= Melito's canon =

2nd century biblical canon

Melito's canon is the biblical canon attributed to Melito of Sardis, one of the early Church Fathers of the 2nd century.

==Earliest Christian canon of the Old Testament==
Melito provides what is possibly the earliest known Christian canon of what he termed the "Old Testament", having traveled to Palestine (probably to the library at Caesarea Maritima) seeking to acquire accurate information about which books should be accepted as canonical. Other candidates for earliest Christian canon include the Bryennios List and the Muratorian fragment.

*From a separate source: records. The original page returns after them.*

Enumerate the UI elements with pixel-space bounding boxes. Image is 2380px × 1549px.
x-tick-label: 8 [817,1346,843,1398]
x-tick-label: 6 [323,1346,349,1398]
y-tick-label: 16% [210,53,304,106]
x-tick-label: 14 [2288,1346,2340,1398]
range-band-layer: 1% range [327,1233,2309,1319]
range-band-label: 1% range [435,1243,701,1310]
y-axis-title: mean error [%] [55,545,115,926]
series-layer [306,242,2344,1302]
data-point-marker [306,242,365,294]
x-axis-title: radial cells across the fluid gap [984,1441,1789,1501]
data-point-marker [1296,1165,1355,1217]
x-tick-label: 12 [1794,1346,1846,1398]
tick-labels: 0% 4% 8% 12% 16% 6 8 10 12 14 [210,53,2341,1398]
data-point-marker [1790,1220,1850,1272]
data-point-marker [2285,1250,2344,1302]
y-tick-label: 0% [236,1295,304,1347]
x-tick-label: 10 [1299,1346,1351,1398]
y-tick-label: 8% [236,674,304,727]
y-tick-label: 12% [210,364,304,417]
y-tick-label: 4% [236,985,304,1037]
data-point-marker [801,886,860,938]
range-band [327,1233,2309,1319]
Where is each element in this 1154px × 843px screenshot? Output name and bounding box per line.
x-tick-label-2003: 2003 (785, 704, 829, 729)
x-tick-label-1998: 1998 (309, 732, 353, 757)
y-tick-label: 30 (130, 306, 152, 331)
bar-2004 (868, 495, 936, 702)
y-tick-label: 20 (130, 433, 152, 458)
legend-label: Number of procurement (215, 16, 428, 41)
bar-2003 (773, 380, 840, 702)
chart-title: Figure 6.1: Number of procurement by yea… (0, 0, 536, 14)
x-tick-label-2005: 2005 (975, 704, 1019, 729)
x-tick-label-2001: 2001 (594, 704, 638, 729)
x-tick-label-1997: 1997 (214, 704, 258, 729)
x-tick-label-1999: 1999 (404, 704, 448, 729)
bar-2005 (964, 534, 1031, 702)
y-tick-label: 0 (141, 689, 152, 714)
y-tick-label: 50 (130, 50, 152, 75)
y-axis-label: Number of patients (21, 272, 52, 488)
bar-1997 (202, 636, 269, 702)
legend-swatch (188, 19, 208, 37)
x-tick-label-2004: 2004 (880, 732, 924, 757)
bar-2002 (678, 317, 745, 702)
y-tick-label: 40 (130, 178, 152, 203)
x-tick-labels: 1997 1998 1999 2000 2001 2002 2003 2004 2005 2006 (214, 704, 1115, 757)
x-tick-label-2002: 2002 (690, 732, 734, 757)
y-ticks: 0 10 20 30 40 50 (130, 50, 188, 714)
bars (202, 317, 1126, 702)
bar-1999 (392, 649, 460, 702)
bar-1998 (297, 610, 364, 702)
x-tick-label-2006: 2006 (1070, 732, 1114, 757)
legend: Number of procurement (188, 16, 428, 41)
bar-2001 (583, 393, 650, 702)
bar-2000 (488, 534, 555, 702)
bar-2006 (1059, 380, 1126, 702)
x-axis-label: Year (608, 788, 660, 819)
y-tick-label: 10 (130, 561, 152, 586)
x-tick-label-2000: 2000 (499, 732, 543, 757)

==Eusebius' record of Melito==
Melito's canon is found in Eusebius EH4.26.13–14:

Accordingly when I went East and came to the place where these things were preached and done, I learned accurately the books of the Old Testament, and send them to thee as written below. Their names are as follows: Of Moses, five books: Genesis, Exodus, Numbers, Leviticus, Deuteronomy; Jesus Nave, Judges, Ruth; of Kings, four books; of Chronicles, two; the Psalms of David, the Proverbs of Solomon, Wisdom also, Ecclesiastes, Song of Songs, Job; of Prophets, Isaiah, Jeremiah; of the twelve prophets, one book; Daniel, Ezekiel, Esdras. From which also I have made the extracts, dividing them into six books.

== Canon features ==

Melito's list almost fully corresponds to the Jewish Tanakh and Protestant canon.

Melito's canon includes a book of "Wisdom". Scholars disagree whether this is an alternate name for the Book of Proverbs, or a reference to the Book of Wisdom.

Some think the omission of the Book of Esther was accidental, but most scholars think it was intentional.

Nehemiah and Lamentations are also not mentioned, but the former is thought to be part of Ezra (being referred to as Esdras), and Lamentations being part of Jeremiah.

Most scholars think it probable that Melito intended to present a list of 22 books, which was common for Hebrew bible canon lists before and after Melito.

The list places the Book of Numbers before Leviticus, the opposite order of most canon lists. This is a feature also found in the Cheltenham List and de Sectis. This is a feature of Melito's canon, and not an error by Eusebius or his copyists.